Know what you mean & think it would be a good idea to join in more. Strange thing is that parents in the yr 1 have been a lot more friendly than reception parents. Probably didn't explain myself in my post very well but i do chat & ask how their lo's are getting on, I always talk to younger siblings waiting & I've complimented someone on their bag this afternoon - really meant it too. I get a smile & short reply & nothing else. On a few occasions they have then turned around & talked to someone else. It's a small town & a great place to bring up kids but sometimes even though I've been here 5 years I feel as if I won't "belong" til I've got relatives buried in the churchyard!

sarah293 Tue 22-Sep-09 19:55:58

Message withdrawn

bodeniites Tue 22-Sep-09 20:01:30

i am my sons official taxi escort and the other escorts/drivers are very cliquey i say hello to EVERYONE whether they acknowledge me or not but in the afternoon we all stand in little groups according to company funnily enough everyone says good morning in the er... morning its mad

roundabout1 Tue 22-Sep-09 20:04:59

bodeniites - It's the afternoons that are most cliquey at my dd's school, mornings tend to be better. I'd have thought it'd be the other way round given the morning rush etc, but perhaps they are more chatty in the afternoon for that reason hence the cliques?

bodeniites Tue 22-Sep-09 20:12:53

roundabout1 try not to worry too much there are some people who doesnt matter what you did would never be friendly but there is always a couple of lost looking souls usually being talked at by crushing bore smile sympathetically and try your luck with them

LeonieSoSleepy Tue 22-Sep-09 20:18:29

Message withdrawn

catnipkitty Tue 22-Sep-09 21:47:45

Hi

I didn't know any other mums when DD1 started school. I volunteered for the PTA (noone else was bothering to do anything!) and started helping in the school 1 morning a week - helps to get to know other parents, other kids who all say hello to me, and the staff and it's great to give an insight into the workings of the school.

I'm rubbish at small talk and hate all that at pick up time but if you chat to a few people you'll find someone you 'click' with and things will get easier.

MollieO Tue 22-Sep-09 23:49:51

I've done the 'drive-by drop off' (great expression ABetaDad!) since ds was in reception. At his behest I hasten to add rather than inadequate parenting on my part. I occasionally take him to school to drop off in the classroom but I never see anyone as I drop off at the earliest time possible whilst everyone else seems to arrive 5-10 mins before the bell.
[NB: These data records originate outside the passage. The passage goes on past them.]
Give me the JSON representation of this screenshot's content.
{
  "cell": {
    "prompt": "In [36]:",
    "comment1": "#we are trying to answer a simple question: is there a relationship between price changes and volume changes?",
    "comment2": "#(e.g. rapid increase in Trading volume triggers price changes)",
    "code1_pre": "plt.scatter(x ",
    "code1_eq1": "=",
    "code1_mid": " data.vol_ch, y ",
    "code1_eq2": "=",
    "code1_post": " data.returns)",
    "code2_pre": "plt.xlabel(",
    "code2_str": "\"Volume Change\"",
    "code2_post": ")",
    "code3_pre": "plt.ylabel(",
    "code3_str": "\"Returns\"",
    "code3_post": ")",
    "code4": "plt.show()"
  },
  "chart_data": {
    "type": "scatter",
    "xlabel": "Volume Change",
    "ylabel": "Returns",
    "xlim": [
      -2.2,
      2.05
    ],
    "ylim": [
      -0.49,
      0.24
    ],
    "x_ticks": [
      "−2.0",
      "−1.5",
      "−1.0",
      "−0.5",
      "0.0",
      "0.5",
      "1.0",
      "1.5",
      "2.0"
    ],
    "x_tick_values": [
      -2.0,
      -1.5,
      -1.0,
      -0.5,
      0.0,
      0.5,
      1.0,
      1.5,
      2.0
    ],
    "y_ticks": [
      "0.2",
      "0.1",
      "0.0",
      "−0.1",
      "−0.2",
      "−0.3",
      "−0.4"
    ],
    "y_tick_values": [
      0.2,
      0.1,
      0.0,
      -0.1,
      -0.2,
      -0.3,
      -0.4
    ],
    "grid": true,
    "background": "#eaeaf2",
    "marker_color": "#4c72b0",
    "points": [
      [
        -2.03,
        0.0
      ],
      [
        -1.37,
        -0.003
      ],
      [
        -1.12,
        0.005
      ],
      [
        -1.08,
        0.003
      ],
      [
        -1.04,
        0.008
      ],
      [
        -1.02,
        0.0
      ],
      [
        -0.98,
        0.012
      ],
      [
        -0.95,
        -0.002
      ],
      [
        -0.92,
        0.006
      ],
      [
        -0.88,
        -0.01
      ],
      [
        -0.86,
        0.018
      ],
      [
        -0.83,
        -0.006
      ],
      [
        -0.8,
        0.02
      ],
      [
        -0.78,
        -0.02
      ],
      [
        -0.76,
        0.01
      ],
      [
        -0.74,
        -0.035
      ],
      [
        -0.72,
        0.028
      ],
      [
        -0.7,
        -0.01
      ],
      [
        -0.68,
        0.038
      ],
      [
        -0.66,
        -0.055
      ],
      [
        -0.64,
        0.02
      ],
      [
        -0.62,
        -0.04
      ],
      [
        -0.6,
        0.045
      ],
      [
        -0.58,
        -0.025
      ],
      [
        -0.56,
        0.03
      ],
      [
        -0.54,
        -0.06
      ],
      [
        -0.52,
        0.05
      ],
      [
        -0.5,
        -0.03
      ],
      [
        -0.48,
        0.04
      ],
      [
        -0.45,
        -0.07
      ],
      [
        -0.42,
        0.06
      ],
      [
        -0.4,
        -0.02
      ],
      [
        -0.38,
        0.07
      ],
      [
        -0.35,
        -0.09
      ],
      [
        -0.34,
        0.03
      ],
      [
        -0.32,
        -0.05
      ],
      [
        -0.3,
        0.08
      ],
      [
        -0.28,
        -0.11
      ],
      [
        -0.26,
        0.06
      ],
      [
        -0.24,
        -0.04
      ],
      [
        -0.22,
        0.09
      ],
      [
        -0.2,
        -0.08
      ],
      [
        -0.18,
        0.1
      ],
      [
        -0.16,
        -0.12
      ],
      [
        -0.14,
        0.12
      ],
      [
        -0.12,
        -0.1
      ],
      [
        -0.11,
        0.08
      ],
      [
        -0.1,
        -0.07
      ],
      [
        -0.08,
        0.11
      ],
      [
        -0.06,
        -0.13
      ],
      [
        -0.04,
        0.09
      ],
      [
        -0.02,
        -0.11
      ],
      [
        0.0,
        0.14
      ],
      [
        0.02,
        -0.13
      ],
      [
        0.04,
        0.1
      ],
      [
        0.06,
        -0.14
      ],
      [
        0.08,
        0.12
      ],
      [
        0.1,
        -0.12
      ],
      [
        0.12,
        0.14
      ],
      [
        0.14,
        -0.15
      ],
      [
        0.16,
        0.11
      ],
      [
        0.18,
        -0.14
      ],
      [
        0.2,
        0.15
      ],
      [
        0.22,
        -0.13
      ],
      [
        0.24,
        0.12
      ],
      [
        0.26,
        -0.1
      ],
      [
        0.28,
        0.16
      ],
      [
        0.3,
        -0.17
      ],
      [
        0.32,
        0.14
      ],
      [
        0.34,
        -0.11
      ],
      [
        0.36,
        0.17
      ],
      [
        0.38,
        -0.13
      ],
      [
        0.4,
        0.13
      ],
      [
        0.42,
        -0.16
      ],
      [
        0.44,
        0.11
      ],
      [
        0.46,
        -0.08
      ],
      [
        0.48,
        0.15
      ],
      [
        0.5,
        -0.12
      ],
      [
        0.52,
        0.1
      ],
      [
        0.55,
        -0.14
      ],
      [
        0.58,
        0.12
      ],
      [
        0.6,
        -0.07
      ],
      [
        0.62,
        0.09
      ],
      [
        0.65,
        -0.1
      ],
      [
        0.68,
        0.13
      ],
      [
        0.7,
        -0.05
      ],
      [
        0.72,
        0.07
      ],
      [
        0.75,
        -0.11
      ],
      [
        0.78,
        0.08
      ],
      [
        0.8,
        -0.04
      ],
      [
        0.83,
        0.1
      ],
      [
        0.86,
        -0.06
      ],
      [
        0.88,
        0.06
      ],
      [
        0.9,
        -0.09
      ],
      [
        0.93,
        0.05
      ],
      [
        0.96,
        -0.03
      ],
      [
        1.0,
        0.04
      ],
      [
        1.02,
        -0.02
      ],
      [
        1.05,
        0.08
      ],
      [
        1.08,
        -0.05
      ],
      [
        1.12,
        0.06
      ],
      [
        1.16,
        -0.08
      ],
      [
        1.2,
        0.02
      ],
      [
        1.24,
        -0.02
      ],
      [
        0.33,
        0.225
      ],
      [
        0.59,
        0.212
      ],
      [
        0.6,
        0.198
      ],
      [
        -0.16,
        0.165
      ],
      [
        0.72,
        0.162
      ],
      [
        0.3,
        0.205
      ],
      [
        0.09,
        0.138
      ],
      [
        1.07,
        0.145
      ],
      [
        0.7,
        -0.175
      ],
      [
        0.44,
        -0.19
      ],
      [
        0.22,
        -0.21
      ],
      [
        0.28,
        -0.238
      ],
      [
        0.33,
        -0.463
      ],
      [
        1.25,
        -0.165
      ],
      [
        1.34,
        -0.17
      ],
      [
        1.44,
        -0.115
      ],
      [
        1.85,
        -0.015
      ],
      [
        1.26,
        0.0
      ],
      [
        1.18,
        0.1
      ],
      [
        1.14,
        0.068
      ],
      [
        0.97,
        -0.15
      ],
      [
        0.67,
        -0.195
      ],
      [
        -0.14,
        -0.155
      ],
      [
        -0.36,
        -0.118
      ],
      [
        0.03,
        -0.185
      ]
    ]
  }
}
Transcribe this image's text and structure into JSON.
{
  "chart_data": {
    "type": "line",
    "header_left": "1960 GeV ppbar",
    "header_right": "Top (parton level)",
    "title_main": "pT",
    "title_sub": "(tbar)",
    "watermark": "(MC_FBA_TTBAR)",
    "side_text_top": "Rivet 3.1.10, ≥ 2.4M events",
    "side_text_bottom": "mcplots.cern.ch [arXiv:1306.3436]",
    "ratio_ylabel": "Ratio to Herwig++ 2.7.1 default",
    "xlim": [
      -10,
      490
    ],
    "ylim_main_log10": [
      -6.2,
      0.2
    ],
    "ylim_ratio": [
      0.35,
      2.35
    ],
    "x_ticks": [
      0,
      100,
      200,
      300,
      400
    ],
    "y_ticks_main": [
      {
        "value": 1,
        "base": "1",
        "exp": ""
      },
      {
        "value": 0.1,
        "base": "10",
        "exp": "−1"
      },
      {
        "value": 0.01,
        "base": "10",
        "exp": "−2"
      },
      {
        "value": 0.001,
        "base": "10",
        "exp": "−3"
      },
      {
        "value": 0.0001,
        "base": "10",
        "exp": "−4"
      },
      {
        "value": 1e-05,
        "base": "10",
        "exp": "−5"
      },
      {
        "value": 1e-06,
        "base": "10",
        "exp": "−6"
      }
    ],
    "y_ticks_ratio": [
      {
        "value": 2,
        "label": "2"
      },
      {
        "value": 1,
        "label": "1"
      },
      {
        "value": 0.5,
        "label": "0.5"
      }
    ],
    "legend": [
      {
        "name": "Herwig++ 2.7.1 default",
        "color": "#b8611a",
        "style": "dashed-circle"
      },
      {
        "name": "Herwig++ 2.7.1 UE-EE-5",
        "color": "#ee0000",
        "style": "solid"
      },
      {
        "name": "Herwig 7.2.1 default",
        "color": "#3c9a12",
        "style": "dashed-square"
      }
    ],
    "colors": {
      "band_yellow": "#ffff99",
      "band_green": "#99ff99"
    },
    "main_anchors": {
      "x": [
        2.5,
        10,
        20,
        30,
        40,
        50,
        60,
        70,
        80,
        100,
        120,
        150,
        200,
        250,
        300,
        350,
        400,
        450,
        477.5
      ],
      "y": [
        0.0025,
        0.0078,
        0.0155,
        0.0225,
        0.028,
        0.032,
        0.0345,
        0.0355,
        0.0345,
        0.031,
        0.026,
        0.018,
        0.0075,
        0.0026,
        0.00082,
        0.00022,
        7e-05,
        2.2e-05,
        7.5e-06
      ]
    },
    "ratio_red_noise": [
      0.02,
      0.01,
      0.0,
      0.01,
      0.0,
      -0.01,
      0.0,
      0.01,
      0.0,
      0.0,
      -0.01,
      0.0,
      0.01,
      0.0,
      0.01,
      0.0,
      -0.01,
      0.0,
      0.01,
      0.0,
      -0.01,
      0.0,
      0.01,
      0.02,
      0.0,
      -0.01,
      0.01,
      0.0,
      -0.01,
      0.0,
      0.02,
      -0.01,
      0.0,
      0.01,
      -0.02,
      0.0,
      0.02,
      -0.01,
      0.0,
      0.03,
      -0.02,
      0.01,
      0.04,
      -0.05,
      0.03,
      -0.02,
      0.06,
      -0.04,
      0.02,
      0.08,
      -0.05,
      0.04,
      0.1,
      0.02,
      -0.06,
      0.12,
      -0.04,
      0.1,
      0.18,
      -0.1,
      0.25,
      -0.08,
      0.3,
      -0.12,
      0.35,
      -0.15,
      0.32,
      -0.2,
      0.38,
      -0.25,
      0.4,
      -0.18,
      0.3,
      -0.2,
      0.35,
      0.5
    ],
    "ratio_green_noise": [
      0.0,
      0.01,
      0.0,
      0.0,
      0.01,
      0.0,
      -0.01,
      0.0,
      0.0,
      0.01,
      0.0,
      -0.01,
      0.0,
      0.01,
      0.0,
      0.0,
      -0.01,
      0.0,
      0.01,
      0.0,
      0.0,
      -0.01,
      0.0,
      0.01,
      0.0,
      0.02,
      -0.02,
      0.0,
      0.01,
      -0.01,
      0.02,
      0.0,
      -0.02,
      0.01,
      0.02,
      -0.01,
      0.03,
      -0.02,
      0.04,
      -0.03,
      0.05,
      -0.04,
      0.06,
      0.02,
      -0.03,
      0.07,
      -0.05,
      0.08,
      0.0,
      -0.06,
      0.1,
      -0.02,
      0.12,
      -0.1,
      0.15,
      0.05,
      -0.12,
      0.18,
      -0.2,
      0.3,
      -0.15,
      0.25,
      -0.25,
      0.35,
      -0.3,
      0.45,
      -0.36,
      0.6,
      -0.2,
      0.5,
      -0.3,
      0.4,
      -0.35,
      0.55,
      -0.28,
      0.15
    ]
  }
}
cheesesarnie Tue 22-Sep-09 23:53:06

i bet you live near megrin.

it can be clicky where i live but i ignore.i speak to who i want,when i want and if i want.we are the adults in the playground,not the children.you are only there to pick up/drop off.ignore,ignore,ignore-whilst smillinggrin.

cheesesarnie Tue 22-Sep-09 23:55:35

or you could do what a mum did in ds1 playground the other day....she was holding a rat!!!!ive nothing againgst pet rats but shock in the playground.her son is a bully so i dont think she helped him/or herself gain friends.